In voice interaction, speech recognition systems based on HMM-DNN hybrid models and end-to-end deep learning architectures [8,9] equip digital humans with high-precision voiceprint recognition and speech-to-text capabilities. Leveraging breakthroughs in large language models (LLMs) [10], digital humans not only accurately parse voice commands but also acquire human-like interactive abilities—including semantic comprehension, contextual correlation, and creative responses—through training on massive corpora. This technological integration liberates digital humans from scripted dialogs, enabling them to autonomously generate contextually dynamic feedback, which significantly enhances the naturalness and intelligence of interactions.

In visual representation, innovations in 3D reconstruction technology have imbued digital humans with lifelike vitality. Tsinghua University’s Unique3D framework [11] achieves precise single-view-to-3D model reconstruction via neural networks, while Nankai University’s CAMixer architecture [12] addresses real-time rendering challenges for dynamic expressions and micro-motions.

Although the prior holographic voice interaction system applied [13] used salient object detection algorithms and a distributed computing architecture to achieve preliminary multichannel perception and real-time digital human interaction, current systems remain limited in deeper interactive dimensions such as contextual cognitive transfer and multimodal intent understanding.

1.2.2. Accelerating Computer-Generated Hologram Computation and Enhancing Quality

Significant global research efforts have been directed towards accelerating CGH computation. Initially, to address the slow generation of holograms, hardware acceleration emerged as a primary approach. International research teams explored the potential of graphic processing units (GPUs), leveraging their massive parallel computing capabilities to partition holograms. By assigning the light field computation of each micro-region to individual GPU cores—with one thread precisely managing per-pixel or per-point calculations—the computation time was significantly reduced [14,15].

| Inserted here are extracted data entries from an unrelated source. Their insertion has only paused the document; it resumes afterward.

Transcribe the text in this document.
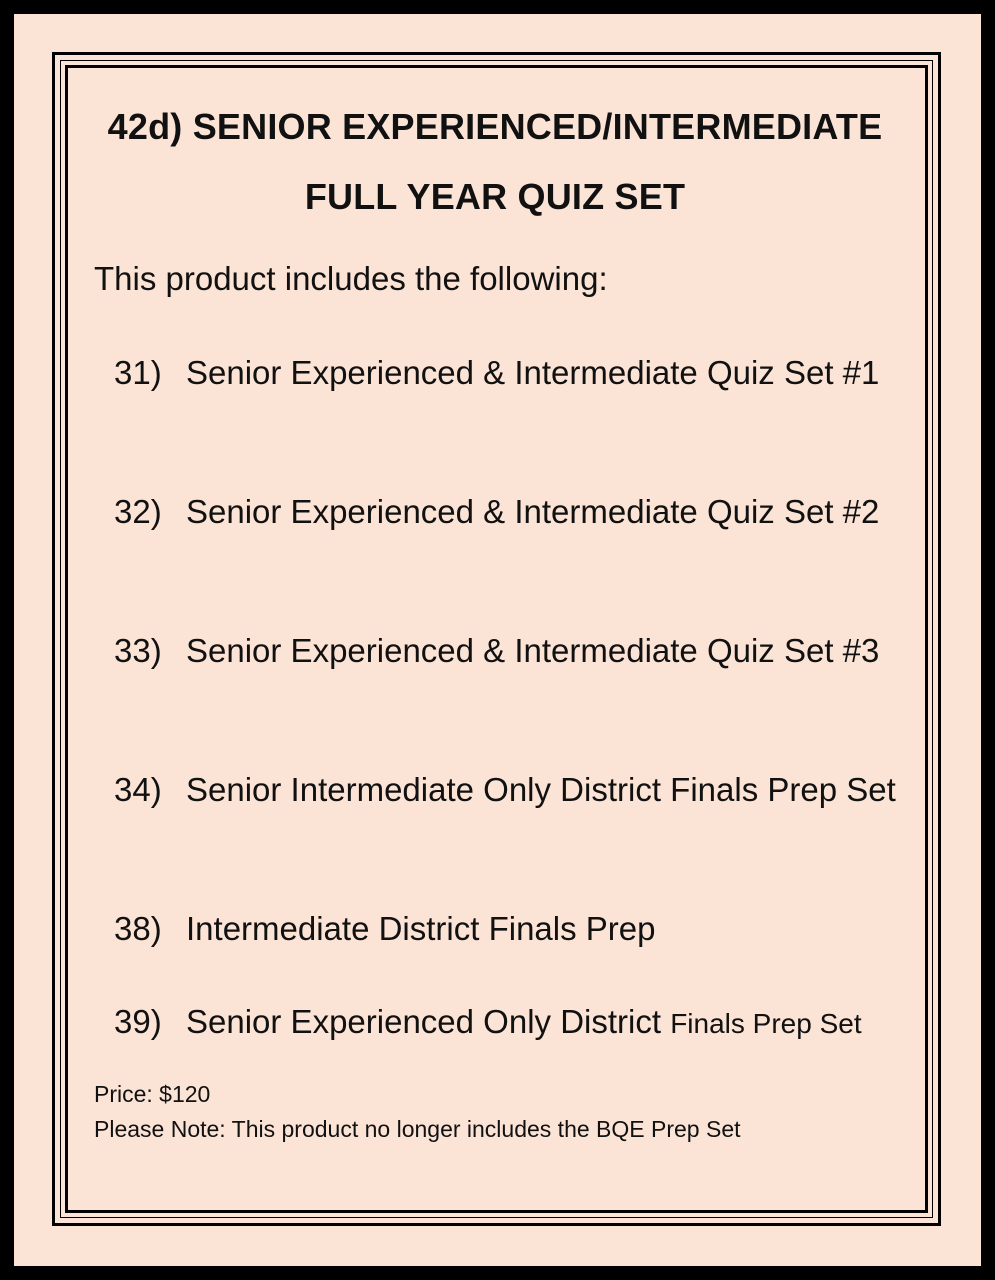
42d) SENIOR EXPERIENCED/INTERMEDIATE
FULL YEAR QUIZ SET
This product includes the following:
31) Senior Experienced & Intermediate Quiz Set #1
32) Senior Experienced & Intermediate Quiz Set #2
33) Senior Experienced & Intermediate Quiz Set #3
34) Senior Intermediate Only District Finals Prep Set
38) Intermediate District Finals Prep
39) Senior Experienced Only District Finals Prep Set
Price: $120
Please Note: This product no longer includes the BQE Prep Set
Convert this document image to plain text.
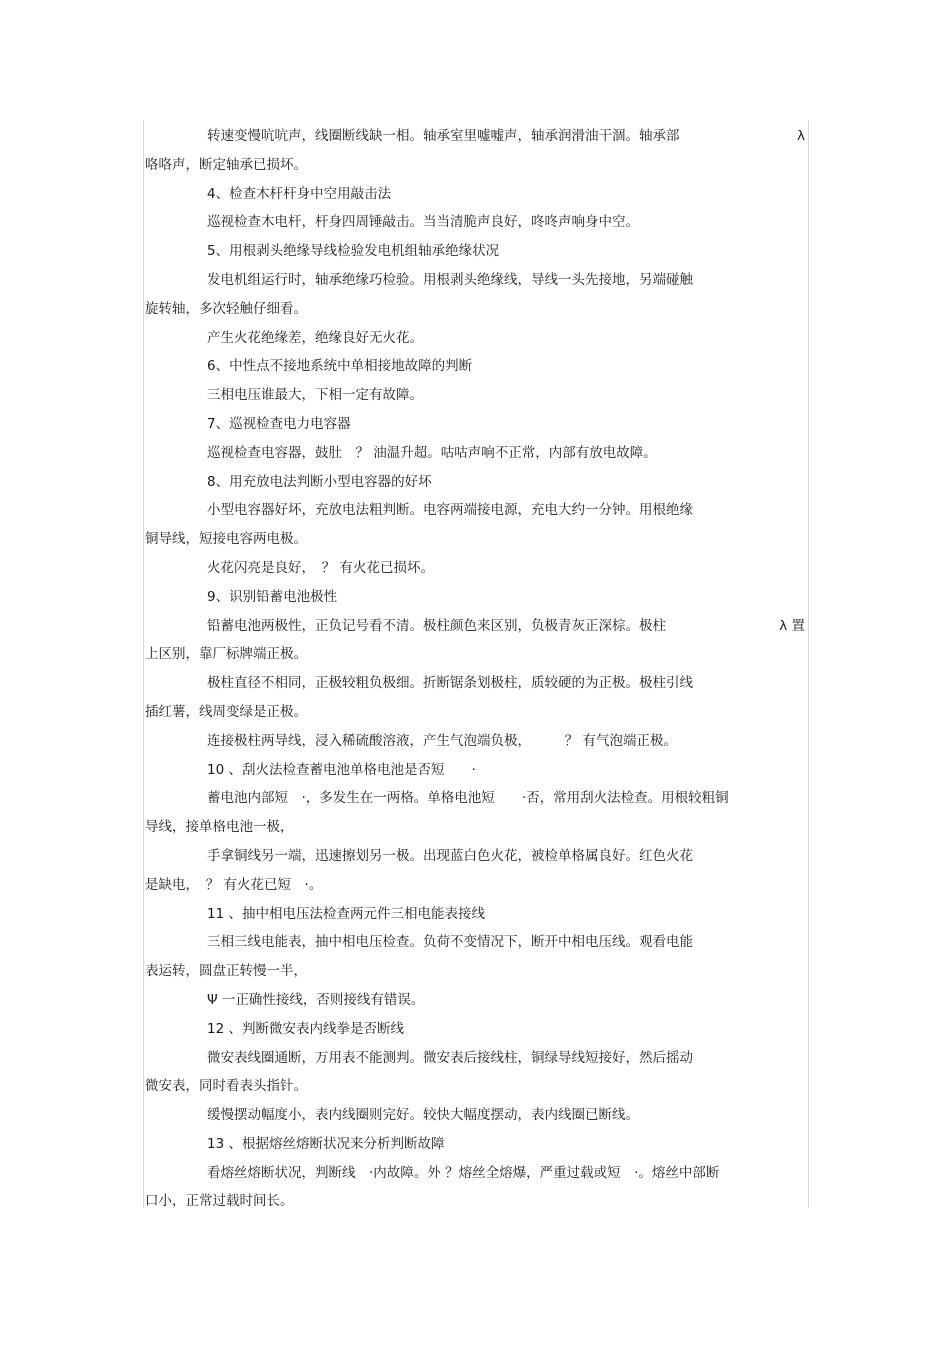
转速变慢吭吭声，线圈断线缺一相。轴承室里嘘嘘声，轴承润滑油干涸。轴承部	λ
咯咯声，断定轴承已损坏。
4、检查木杆杆身中空用敲击法
巡视检查木电杆，杆身四周锤敲击。当当清脆声良好，咚咚声响身中空。
5、用根剥头绝缘导线检验发电机组轴承绝缘状况
发电机组运行时，轴承绝缘巧检验。用根剥头绝缘线，导线一头先接地，另端碰触
旋转轴，多次轻触仔细看。
产生火花绝缘差，绝缘良好无火花。
6、中性点不接地系统中单相接地故障的判断
三相电压谁最大，下相一定有故障。
7、巡视检查电力电容器
巡视检查电容器，鼓肚　？ 油温升超。咕咕声响不正常，内部有放电故障。
8、用充放电法判断小型电容器的好坏
小型电容器好坏，充放电法粗判断。电容两端接电源，充电大约一分钟。用根绝缘
铜导线，短接电容两电极。
火花闪亮是良好，　？ 有火花已损坏。
9、识别铅蓄电池极性
铅蓄电池两极性，正负记号看不清。极柱颜色来区别，负极青灰正深棕。极柱	λ 置
上区别，靠厂标牌端正极。
极柱直径不相同，正极较粗负极细。折断锯条划极柱，质较硬的为正极。极柱引线
插红薯，线周变绿是正极。
连接极柱两导线，浸入稀硫酸溶液，产生气泡端负极，　　　？ 有气泡端正极。
10 、刮火法检查蓄电池单格电池是否短　　·
蓄电池内部短　·，多发生在一两格。单格电池短　　·否，常用刮火法检查。用根较粗铜
导线，接单格电池一极，
手拿铜线另一端，迅速擦划另一极。出现蓝白色火花，被检单格属良好。红色火花
是缺电，　？ 有火花已短　·。
11 、抽中相电压法检查两元件三相电能表接线
三相三线电能表，抽中相电压检查。负荷不变情况下，断开中相电压线。观看电能
表运转，圆盘正转慢一半，
Ψ 一正确性接线，否则接线有错误。
12 、判断微安表内线拳是否断线
微安表线圈通断，万用表不能测判。微安表后接线柱，铜绿导线短接好，然后摇动
微安表，同时看表头指针。
缓慢摆动幅度小，表内线圈则完好。较快大幅度摆动，表内线圈已断线。
13 、根据熔丝熔断状况来分析判断故障
看熔丝熔断状况，判断线　·内故障。外 ？熔丝全熔爆，严重过载或短　·。熔丝中部断
口小，正常过载时间长。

To optimize memory usage and align with GPU access characteristics, researchers developed enhanced lookup table techniques [16,17], which substantially accelerated hologram computation. Shimobaba et al. introduced the wavefront recording plane (WRP) method [18], which significantly improved the efficiency of 3D scene hologram generation by incorporating virtual diffraction planes. Subsequently, Wang et al. integrated ray tracing with the WRP method for rapid hologram generation [19]. Shi et al. employed convolutional neural networks (CNNs) trained on extensive datasets, reducing computation time to milliseconds—a revolutionary advancement published in Nature [20]. Peng et al. utilized camera-in-the-loop optimization, training high-quality holographic neural networks with optical images to simultaneously accelerate generation and enhance reconstruction quality [21]. To enhance the reconstruction quality of convolutional neural network-based methods, Zhong et al. introduced a complex-valued convolutional neural network that directly processes complex amplitudes to generate high-quality holograms while enhancing the network’s representational capacity and computational efficiency [22]. Dong et al. developed a cross-domain super-resolution network that inputs low-resolution holograms and extracts inter-pixel information through multi-layer neural operations. This approach triples the speed compared to traditional methods while improving resolution, injecting new vitality into high-quality holographic displays [23]. Despite these algorithmic advancements, the computational speed remains inadequate for practical display applications.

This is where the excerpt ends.